Systems and Computer Engineering Program, Federal University of Rio de Janeiro, Brazil.
E-mail: luis{at}cos.ufrj.br


   Abstract

Graphs are among the most frequently used structures in Computer Science. Some of the properties that must be checked in many applications are connectivity, acyclicity and the Eulerian and Hamiltonian properties. In this work, we analyze how we can express these four properties with modal logics. This involves two issues: whether each of the modal languages under consideration has enough expressive power to describe these properties and how complex (computationally) it is to use these logics to actually test whether a given graph has some desired property. First, we show that these properties are not definable in a basic modal logic or in any bisimulation-invariant extension of it, like the modal µ-calculus. We then show that it is possible to express some of the above properties in a basic hybrid logic.

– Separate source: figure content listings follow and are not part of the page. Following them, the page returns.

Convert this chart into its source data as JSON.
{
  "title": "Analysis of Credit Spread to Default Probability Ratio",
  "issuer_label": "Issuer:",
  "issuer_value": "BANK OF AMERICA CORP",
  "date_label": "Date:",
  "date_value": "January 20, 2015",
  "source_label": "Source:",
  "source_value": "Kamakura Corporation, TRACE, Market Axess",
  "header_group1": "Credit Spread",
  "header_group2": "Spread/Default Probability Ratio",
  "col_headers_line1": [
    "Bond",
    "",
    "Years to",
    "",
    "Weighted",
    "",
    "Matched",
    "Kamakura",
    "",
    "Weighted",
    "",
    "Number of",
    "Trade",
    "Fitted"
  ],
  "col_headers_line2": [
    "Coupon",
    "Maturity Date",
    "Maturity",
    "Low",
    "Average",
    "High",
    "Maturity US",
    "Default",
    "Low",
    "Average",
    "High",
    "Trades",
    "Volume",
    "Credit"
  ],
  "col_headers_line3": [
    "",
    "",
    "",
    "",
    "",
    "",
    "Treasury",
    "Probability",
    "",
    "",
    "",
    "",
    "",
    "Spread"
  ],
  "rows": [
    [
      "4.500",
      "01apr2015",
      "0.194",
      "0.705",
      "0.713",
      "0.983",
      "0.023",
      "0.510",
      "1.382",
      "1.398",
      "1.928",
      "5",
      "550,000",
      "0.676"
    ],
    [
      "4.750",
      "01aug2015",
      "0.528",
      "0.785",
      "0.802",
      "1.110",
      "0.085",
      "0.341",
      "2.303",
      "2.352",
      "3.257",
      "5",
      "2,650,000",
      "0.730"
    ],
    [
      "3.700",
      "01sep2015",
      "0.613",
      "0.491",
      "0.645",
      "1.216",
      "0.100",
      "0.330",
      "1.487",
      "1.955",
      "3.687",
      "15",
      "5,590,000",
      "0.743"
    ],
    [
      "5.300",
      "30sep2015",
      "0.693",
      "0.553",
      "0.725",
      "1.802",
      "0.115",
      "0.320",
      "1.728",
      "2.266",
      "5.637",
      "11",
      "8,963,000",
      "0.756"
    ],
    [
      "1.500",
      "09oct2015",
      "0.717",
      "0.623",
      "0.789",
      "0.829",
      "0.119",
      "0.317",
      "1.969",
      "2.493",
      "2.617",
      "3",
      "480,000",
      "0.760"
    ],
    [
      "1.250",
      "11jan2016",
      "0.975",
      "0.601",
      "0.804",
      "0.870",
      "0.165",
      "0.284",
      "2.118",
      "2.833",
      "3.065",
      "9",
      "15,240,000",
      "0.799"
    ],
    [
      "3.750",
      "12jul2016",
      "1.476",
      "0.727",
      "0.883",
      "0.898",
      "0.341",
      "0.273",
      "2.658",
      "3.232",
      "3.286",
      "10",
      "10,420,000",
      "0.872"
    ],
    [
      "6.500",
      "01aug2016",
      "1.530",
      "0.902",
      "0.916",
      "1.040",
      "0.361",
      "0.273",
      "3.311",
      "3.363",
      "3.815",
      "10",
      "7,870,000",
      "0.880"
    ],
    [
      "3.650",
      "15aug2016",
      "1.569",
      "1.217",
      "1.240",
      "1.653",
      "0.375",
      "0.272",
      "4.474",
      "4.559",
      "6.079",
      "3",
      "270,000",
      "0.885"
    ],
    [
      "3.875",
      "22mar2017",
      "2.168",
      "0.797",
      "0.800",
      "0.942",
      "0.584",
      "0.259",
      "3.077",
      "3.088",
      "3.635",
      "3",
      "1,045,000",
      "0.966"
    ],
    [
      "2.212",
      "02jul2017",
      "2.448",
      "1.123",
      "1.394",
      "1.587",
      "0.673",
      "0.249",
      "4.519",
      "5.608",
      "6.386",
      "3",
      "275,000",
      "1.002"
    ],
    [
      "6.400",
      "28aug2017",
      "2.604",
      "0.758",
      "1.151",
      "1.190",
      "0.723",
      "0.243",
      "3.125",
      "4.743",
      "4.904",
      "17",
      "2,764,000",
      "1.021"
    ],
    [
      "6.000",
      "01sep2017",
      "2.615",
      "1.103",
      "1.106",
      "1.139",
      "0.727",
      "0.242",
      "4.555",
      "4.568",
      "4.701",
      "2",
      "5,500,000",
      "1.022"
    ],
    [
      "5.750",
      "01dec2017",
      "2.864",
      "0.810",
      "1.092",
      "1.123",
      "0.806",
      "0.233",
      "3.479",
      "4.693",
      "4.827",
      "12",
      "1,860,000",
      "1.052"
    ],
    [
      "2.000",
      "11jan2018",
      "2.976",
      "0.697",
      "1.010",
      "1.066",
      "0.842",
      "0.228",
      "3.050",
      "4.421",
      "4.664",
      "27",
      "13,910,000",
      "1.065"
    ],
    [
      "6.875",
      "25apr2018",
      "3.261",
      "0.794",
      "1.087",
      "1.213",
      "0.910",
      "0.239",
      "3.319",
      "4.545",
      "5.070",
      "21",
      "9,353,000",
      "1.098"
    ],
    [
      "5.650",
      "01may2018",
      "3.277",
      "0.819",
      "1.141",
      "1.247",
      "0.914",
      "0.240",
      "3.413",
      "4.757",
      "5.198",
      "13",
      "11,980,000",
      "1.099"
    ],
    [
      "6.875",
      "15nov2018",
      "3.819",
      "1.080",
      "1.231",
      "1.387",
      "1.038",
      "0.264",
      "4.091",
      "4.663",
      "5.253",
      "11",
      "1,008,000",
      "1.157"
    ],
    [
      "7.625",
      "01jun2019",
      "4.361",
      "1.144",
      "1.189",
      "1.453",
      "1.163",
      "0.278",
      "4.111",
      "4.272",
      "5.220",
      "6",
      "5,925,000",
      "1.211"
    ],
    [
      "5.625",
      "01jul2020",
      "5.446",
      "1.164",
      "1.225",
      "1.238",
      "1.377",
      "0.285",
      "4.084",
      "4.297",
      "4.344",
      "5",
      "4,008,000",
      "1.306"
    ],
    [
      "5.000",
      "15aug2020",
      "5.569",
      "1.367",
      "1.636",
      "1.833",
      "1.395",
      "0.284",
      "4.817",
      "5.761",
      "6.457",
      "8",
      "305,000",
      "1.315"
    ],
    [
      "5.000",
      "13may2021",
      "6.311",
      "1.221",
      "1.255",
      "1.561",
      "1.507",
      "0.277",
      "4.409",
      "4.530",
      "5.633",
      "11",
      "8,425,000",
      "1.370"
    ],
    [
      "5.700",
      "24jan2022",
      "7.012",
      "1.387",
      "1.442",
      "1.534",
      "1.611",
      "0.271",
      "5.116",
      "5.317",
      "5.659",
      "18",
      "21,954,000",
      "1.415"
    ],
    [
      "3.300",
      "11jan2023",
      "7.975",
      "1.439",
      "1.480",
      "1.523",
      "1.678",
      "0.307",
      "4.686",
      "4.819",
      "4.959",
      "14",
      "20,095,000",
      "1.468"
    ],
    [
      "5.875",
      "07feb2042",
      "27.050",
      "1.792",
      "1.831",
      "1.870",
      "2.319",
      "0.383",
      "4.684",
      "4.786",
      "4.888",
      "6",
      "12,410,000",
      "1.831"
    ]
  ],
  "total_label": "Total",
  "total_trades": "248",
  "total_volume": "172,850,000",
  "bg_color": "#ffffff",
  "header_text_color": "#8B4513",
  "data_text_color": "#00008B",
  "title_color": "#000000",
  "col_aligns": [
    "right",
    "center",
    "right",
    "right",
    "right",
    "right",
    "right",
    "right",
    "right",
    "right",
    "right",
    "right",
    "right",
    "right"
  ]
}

Unfortunately, the Hamiltonian and Eulerian properties still cannot be efficiently checked. In a second attempt, we propose an extension of CTL* with nominals and show that the Hamiltonian property can be more efficiently checked in this logic than in the previous one. In a third attempt, we extend the basic hybrid logic with the {downarrow} operator and show that we can check the Hamiltonian property with optimal (NP) complexity in this logic. Finally, we tackle the Eulerian property in two different ways. First, we develop a generic method to express edge-related properties in hybrid logics and use it to express the Eulerian property. Second, we express a necessary and sufficient condition for the Eulerian property to hold using a graded modal logic.

Key Words: Computational Complexity • Frame-Checking • Graphs • Modal Logic • Model-Checking

Received for publication 22 May 2009.